What we see in the good Doctors evolution is a move from a rather simple definition - facilitating and consumating exchange to today's, longer, more complex definition.

And Dr. K is not alone in is move from simple to complex - here are three American Marketing Association Definitions covering the last 50 years or so,

Marketing is...
the performance of business activities that direct the flow of goods and services from producers to consumers or users.
(AMA, 1948, 1960)

the process of planning and executing the conception, pricing, promotion, and distribution of ideas, goods, and services to create exchanges that satisfy individual and organizational objectives.
(AMA, 1985)

an organizational function and a set of processes for creating, communicating and delivering value to customers and for managing customer relationships in ways that benefit the organization and its stakeholders.
(AMA 2004)

Note that both the AMA and Dr. Kotler have added the idea of relationship managment to their definitions - we can thank the Swedes for that one. A virtual deluge of papers came out of Scandanavia in the later part of the last century which argued that we had been focused on the wrong core construct - exchange. They basically argued that all of the ills of marketing would be cured if we just shifted our focus to relationships giving birth to "Relationship Marketing".

Here we have our first argument for abandoning Marketing - if you can't explain it simply - think E=mc2 - then perhaps we are not working on something amenable to a general theory.

Monday, October 5, 2009

A Conundrum To Start With

So my good friend Lisa asks for a definition...
In doing so she strengthens the case of getting rid of the whole darn thing in my opinion...

But my opinion matters less than what the great marketing thinkers have to say....

The dominant text books in marketing at both the undergraduate and MBA level have one thing in common - they are co-authored by Phillip Kotler. Dr. Kotler has owned the field if you will for about 30 years. The intro marketing course I teach is using the 13th edition of his principles text.

Here is our Dr. Phil's definition...

The process by which companies create value for customers and build strong customer relationships in order to capture value from customer in return


So what the heck am I thinking. Well a number of things.

In my recent class on Marketing Thought [Theory?] we got to wrestle with a number of topics and as I tried to make some sense of these I came to the conclusion that maybe we are asking the wrong sort of question. Trying to develop a general theory of marketing, asking if marketing is an art or science? Those academic conundrums miss the point.

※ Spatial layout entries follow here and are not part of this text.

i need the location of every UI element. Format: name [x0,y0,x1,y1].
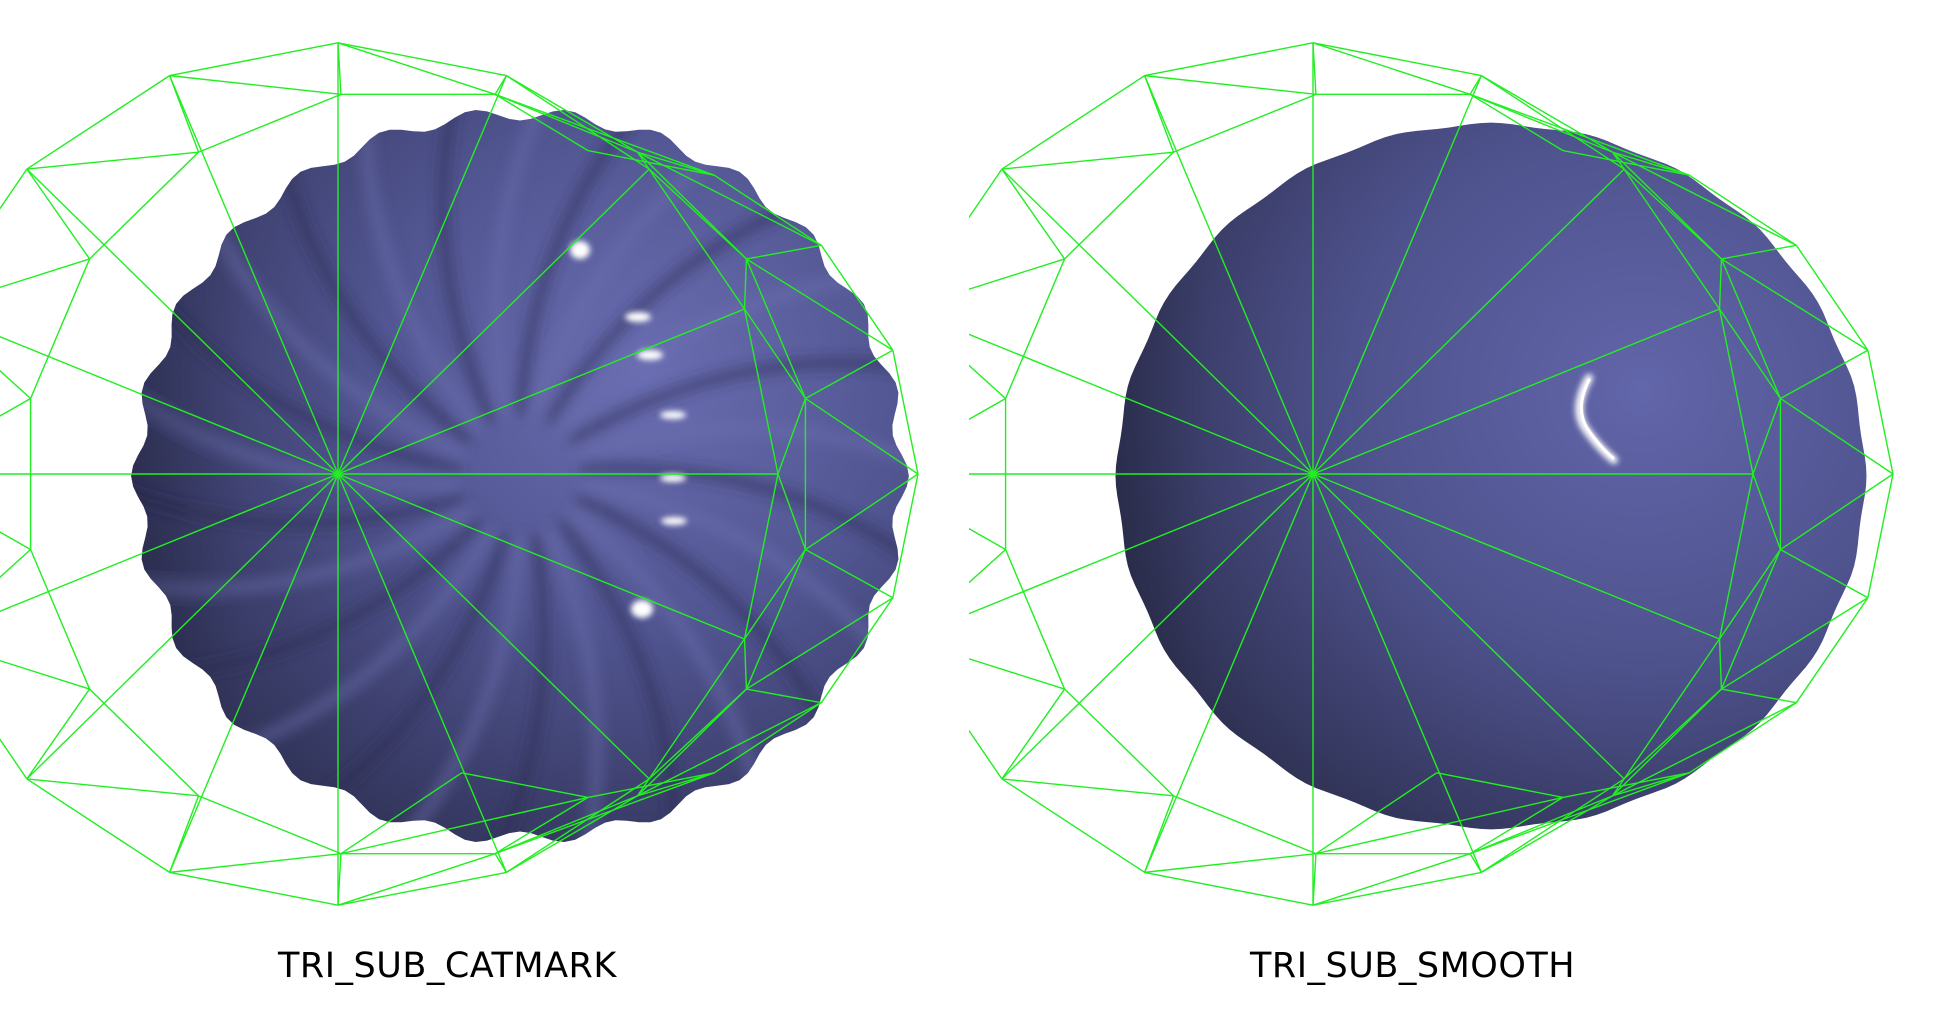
smooth-control-cage [969,42,1894,906]
catmark-cage-apex [335,471,341,477]
catmark-render [0,42,919,906]
catmark-specular-highlights [570,241,687,618]
smooth-surface-shading [1115,122,1867,830]
catmark-caption: TRI_SUB_CATMARK [278,946,617,986]
smooth-caption: TRI_SUB_SMOOTH [1250,946,1576,986]
smooth-cage-apex [1310,471,1316,477]
panel-smooth: TRI_SUB_SMOOTH [969,0,1938,1026]
smooth-render [969,42,1894,906]
panel-catmark: TRI_SUB_CATMARK [0,42,919,986]
catmark-control-cage [0,42,919,906]
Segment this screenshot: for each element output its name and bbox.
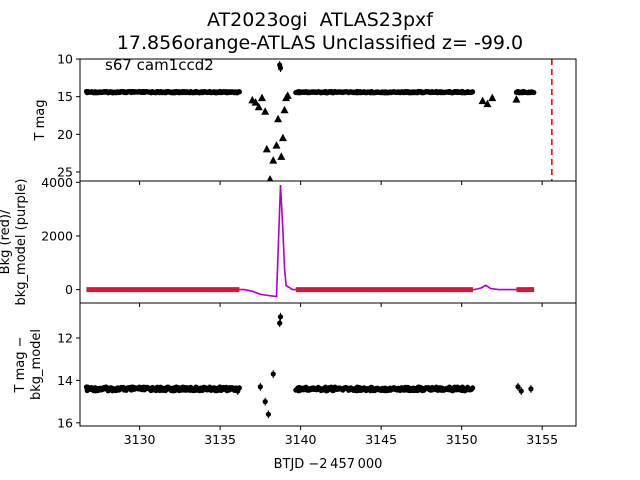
data-point bbox=[470, 89, 476, 95]
data-point bbox=[277, 314, 284, 320]
axes-frame bbox=[79, 180, 577, 304]
data-point bbox=[531, 89, 537, 96]
y-axis-label: T mag bbox=[33, 100, 48, 142]
x-axis-label: BTJD −2 457 000 bbox=[274, 457, 383, 472]
upper-limit-triangle bbox=[261, 107, 270, 115]
camera-annotation: s67 cam1ccd2 bbox=[105, 56, 214, 74]
upper-limit-triangle bbox=[283, 91, 292, 99]
y-axis-label-line1: Bkg (red)/ bbox=[0, 209, 13, 274]
y-tick-label: 2000 bbox=[41, 228, 73, 243]
upper-limit-triangle bbox=[483, 99, 492, 108]
y-tick-label: 16 bbox=[57, 415, 73, 430]
upper-limit-triangle bbox=[280, 105, 289, 114]
plot-area bbox=[86, 184, 535, 298]
upper-limit-triangle bbox=[251, 98, 260, 106]
axes-frame bbox=[79, 302, 577, 427]
data-point bbox=[277, 320, 283, 326]
upper-limit-triangle bbox=[272, 141, 281, 149]
data-point bbox=[265, 411, 272, 417]
data-point bbox=[470, 385, 476, 391]
x-tick-label: 3145 bbox=[365, 432, 397, 447]
data-point bbox=[262, 399, 268, 405]
upper-limit-triangle bbox=[278, 133, 287, 142]
data-point bbox=[528, 386, 534, 392]
upper-limit-triangle bbox=[478, 96, 487, 105]
data-point bbox=[518, 388, 524, 394]
axes-frame bbox=[79, 58, 577, 182]
panel-middle-background: 0 2000 4000 Bkg (red)/bkg_model (purple) bbox=[0, 175, 577, 307]
y-axis-label-line2: bkg_model bbox=[29, 329, 44, 400]
x-tick-label: 3150 bbox=[446, 432, 478, 447]
upper-limit-triangle bbox=[257, 93, 266, 102]
y-axis-label-line2: bkg_model (purple) bbox=[14, 179, 29, 306]
y-tick-label: 25 bbox=[57, 164, 73, 179]
data-point bbox=[270, 371, 276, 377]
chart-title-line2: 17.856orange-ATLAS Unclassified z= -99.0 bbox=[116, 32, 524, 54]
x-tick-label: 3155 bbox=[526, 432, 558, 447]
data-point bbox=[515, 384, 521, 390]
data-point bbox=[277, 65, 284, 71]
upper-limit-triangle bbox=[266, 174, 274, 181]
panel-top-mag: 10 15 20 25 T mag s67 cam1ccd2 bbox=[33, 52, 577, 185]
plot-area bbox=[83, 312, 534, 419]
y-tick-label: 15 bbox=[57, 89, 73, 104]
chart-title-line1: AT2023ogi ATLAS23pxf bbox=[207, 9, 433, 31]
y-tick-label: 14 bbox=[57, 373, 73, 388]
upper-limit-triangle bbox=[277, 152, 286, 160]
plot-area bbox=[83, 61, 537, 181]
upper-limit-triangle bbox=[262, 144, 271, 153]
x-tick-label: 3135 bbox=[204, 432, 236, 447]
y-axis-label-line1: T mag − bbox=[13, 337, 28, 394]
data-point bbox=[236, 89, 242, 95]
y-tick-label: 20 bbox=[57, 127, 73, 142]
series-bkg-model-line bbox=[86, 184, 535, 298]
upper-limit-triangle bbox=[269, 156, 278, 164]
upper-limit-triangle bbox=[254, 102, 263, 111]
x-tick-label: 3130 bbox=[124, 432, 156, 447]
y-tick-label: 0 bbox=[65, 282, 73, 297]
y-tick-label: 12 bbox=[57, 330, 73, 345]
panel-bottom-mag-minus-bkg: 12 14 16 3130 3135 3140 3145 3150 3155 T mag − bkg… bbox=[13, 302, 577, 447]
y-tick-label: 4000 bbox=[41, 175, 73, 190]
upper-limit-triangle bbox=[488, 93, 497, 102]
data-point bbox=[257, 384, 263, 390]
x-tick-label: 3140 bbox=[285, 432, 317, 447]
data-point bbox=[235, 388, 241, 394]
y-tick-label: 10 bbox=[57, 52, 73, 67]
upper-limit-triangle bbox=[274, 114, 283, 123]
upper-limit-triangle bbox=[512, 95, 521, 103]
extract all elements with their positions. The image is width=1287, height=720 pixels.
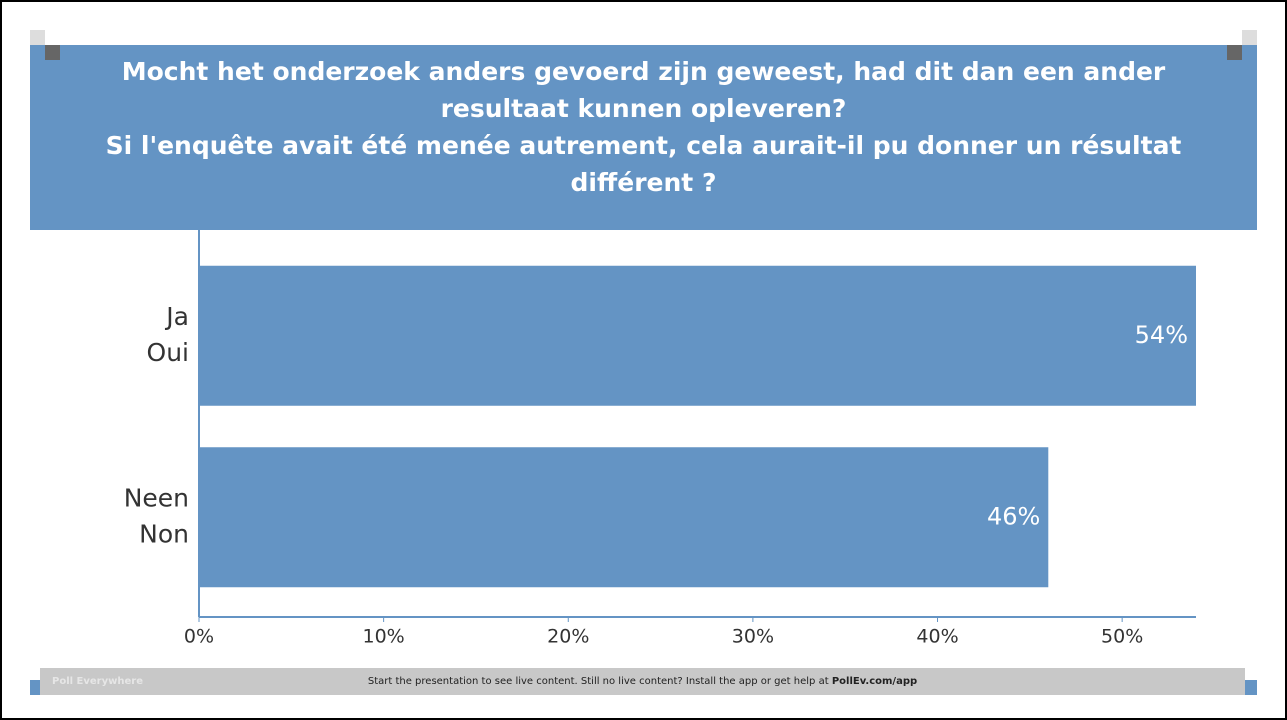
footer-bar: Poll Everywhere Start the presentation t… xyxy=(40,668,1245,695)
corner-deco xyxy=(45,30,60,45)
value-label: 54% xyxy=(1135,321,1188,349)
y-tick-label: Ja xyxy=(164,302,189,331)
x-tick-label: 30% xyxy=(732,626,774,648)
footer-text: Start the presentation to see live conte… xyxy=(367,676,829,687)
x-tick-label: 0% xyxy=(184,626,214,648)
footer-link[interactable]: PollEv.com/app xyxy=(831,676,918,687)
bar xyxy=(199,447,1049,588)
y-tick-label: Non xyxy=(139,519,189,548)
corner-deco xyxy=(45,45,60,60)
corner-deco xyxy=(30,30,45,45)
corner-deco xyxy=(1227,30,1242,45)
x-tick-label: 50% xyxy=(1101,626,1143,648)
footer-brand: Poll Everywhere xyxy=(52,676,143,687)
x-tick-label: 40% xyxy=(916,626,958,648)
y-tick-label: Neen xyxy=(124,483,189,512)
title-line: Si l'enquête avait été menée autrement, … xyxy=(105,131,1182,197)
x-tick-label: 20% xyxy=(547,626,589,648)
bar xyxy=(199,265,1196,406)
title-banner: Mocht het onderzoek anders gevoerd zijn … xyxy=(30,45,1257,230)
corner-deco xyxy=(1242,680,1257,695)
value-label: 46% xyxy=(987,502,1040,530)
y-tick-label: Oui xyxy=(147,338,189,367)
x-tick-label: 10% xyxy=(363,626,405,648)
footer-message: Start the presentation to see live conte… xyxy=(40,668,1245,695)
title-line: Mocht het onderzoek anders gevoerd zijn … xyxy=(121,57,1166,123)
corner-deco xyxy=(1227,45,1242,60)
corner-deco xyxy=(1242,30,1257,45)
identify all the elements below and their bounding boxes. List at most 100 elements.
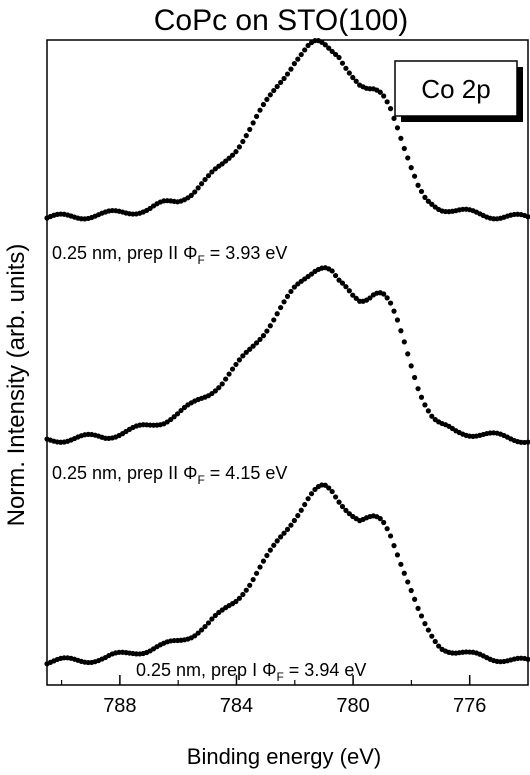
- data-point: [401, 339, 407, 345]
- data-point: [257, 564, 263, 570]
- data-point: [267, 547, 273, 553]
- data-point: [223, 158, 229, 164]
- data-point: [253, 570, 260, 576]
- data-point: [391, 115, 397, 121]
- data-point: [401, 145, 407, 152]
- series-3: [44, 482, 530, 667]
- data-point: [240, 138, 246, 145]
- data-point: [284, 293, 291, 299]
- data-point: [432, 638, 438, 645]
- data-point: [278, 534, 284, 540]
- data-point: [377, 516, 383, 522]
- data-point: [405, 351, 411, 357]
- data-point: [243, 349, 249, 355]
- data-point: [199, 181, 205, 187]
- data-point: [346, 70, 352, 76]
- data-point: [264, 96, 270, 102]
- chart-title: CoPc on STO(100): [154, 4, 409, 37]
- data-point: [377, 89, 383, 95]
- data-point: [418, 394, 425, 400]
- x-tick-label: 784: [220, 695, 253, 717]
- data-point: [178, 407, 184, 414]
- data-point: [312, 486, 318, 493]
- data-point: [394, 552, 401, 558]
- data-point: [381, 93, 387, 99]
- data-point: [308, 491, 315, 497]
- data-point: [278, 79, 284, 86]
- data-point: [288, 288, 294, 295]
- annotation-2-phi: Φ: [183, 463, 197, 483]
- data-point: [202, 623, 208, 630]
- data-point: [219, 381, 225, 387]
- data-point: [302, 501, 308, 508]
- series-annotation-3: 0.25 nm, prep I ΦF = 3.94 eV: [136, 660, 366, 684]
- data-point: [387, 300, 394, 306]
- data-point: [271, 87, 277, 94]
- data-point: [429, 633, 435, 639]
- annotation-1-prefix: 0.25 nm, prep II: [52, 243, 183, 263]
- annotation-1-suffix: = 3.93 eV: [205, 243, 288, 263]
- data-point: [425, 198, 431, 204]
- data-point: [171, 414, 177, 420]
- data-point: [202, 176, 208, 183]
- data-point: [216, 385, 222, 391]
- data-point: [195, 630, 201, 636]
- annotation-2-phi-sub: F: [197, 473, 204, 487]
- data-point: [343, 65, 349, 71]
- y-axis-label: Norm. Intensity (arb. units): [3, 244, 30, 527]
- data-point: [398, 561, 404, 567]
- data-point: [250, 343, 256, 349]
- data-point: [415, 605, 421, 611]
- series-annotation-1: 0.25 nm, prep II ΦF = 3.93 eV: [52, 243, 287, 267]
- data-point: [298, 507, 304, 513]
- data-point: [264, 552, 270, 559]
- data-point: [250, 120, 256, 126]
- data-point: [339, 280, 346, 286]
- data-point: [350, 292, 356, 298]
- data-point: [302, 47, 308, 53]
- data-point: [260, 558, 267, 564]
- data-point: [401, 570, 407, 576]
- data-point: [226, 155, 232, 161]
- data-point: [418, 188, 425, 195]
- data-point: [339, 503, 346, 510]
- data-point: [205, 620, 212, 626]
- data-point: [247, 126, 253, 133]
- data-point: [240, 353, 246, 359]
- data-point: [436, 643, 442, 649]
- data-point: [274, 83, 280, 90]
- data-point: [305, 42, 311, 49]
- data-point: [223, 376, 229, 382]
- data-point: [243, 133, 249, 139]
- data-points: [44, 38, 530, 667]
- data-point: [333, 272, 339, 279]
- data-point: [422, 402, 428, 408]
- data-point: [247, 582, 253, 588]
- annotation-3-phi: Φ: [262, 660, 276, 680]
- data-point: [398, 328, 404, 334]
- data-point: [381, 519, 387, 526]
- data-point: [260, 333, 267, 339]
- annotation-1-phi-sub: F: [197, 253, 204, 267]
- data-point: [346, 288, 352, 294]
- data-point: [219, 161, 225, 167]
- data-point: [192, 189, 198, 195]
- data-point: [408, 165, 414, 171]
- x-axis-label: Binding energy (eV): [187, 744, 381, 769]
- data-point: [394, 317, 401, 323]
- data-point: [353, 295, 359, 301]
- series-2: [44, 265, 530, 446]
- data-point: [271, 542, 277, 548]
- data-point: [281, 299, 287, 305]
- data-point: [267, 323, 273, 329]
- data-point: [250, 576, 256, 583]
- data-point: [343, 284, 349, 290]
- data-point: [174, 411, 181, 417]
- data-point: [326, 45, 332, 51]
- legend-box: [394, 60, 518, 117]
- data-point: [412, 374, 418, 381]
- annotation-2-suffix: = 4.15 eV: [205, 463, 288, 483]
- annotation-2-prefix: 0.25 nm, prep II: [52, 463, 183, 483]
- data-point: [205, 173, 212, 179]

My intent is to post a couple of times a week a series of "chapters" that set forth a series of arguments in support of the basic proposition that we would be better off if marketing - at least marketing as we currently know it - went away. Here are some of the topics - more hopefully will surface over the coming weeks.

1. Marketing is a derivative science
2. Marketing lacks a general theory
3. Marketing is dangerous
4. Marketing is too generic to be of any value
5. Marketing is just good management
6. Marketing is just applied economics
7. Marketing is a creative art

Sunday, October 4, 2009


So I have been pondering this question for a couple of weeks. It has led to some interesting places and is meant to be a bit provocative and hopefully leads to some interesting reactions and comments.

My original intent was to actually develop an scholarly paper on the topic and I may still try and do so - but I want to present a few essays in this space that address the question, get some reaction and see where that all leads.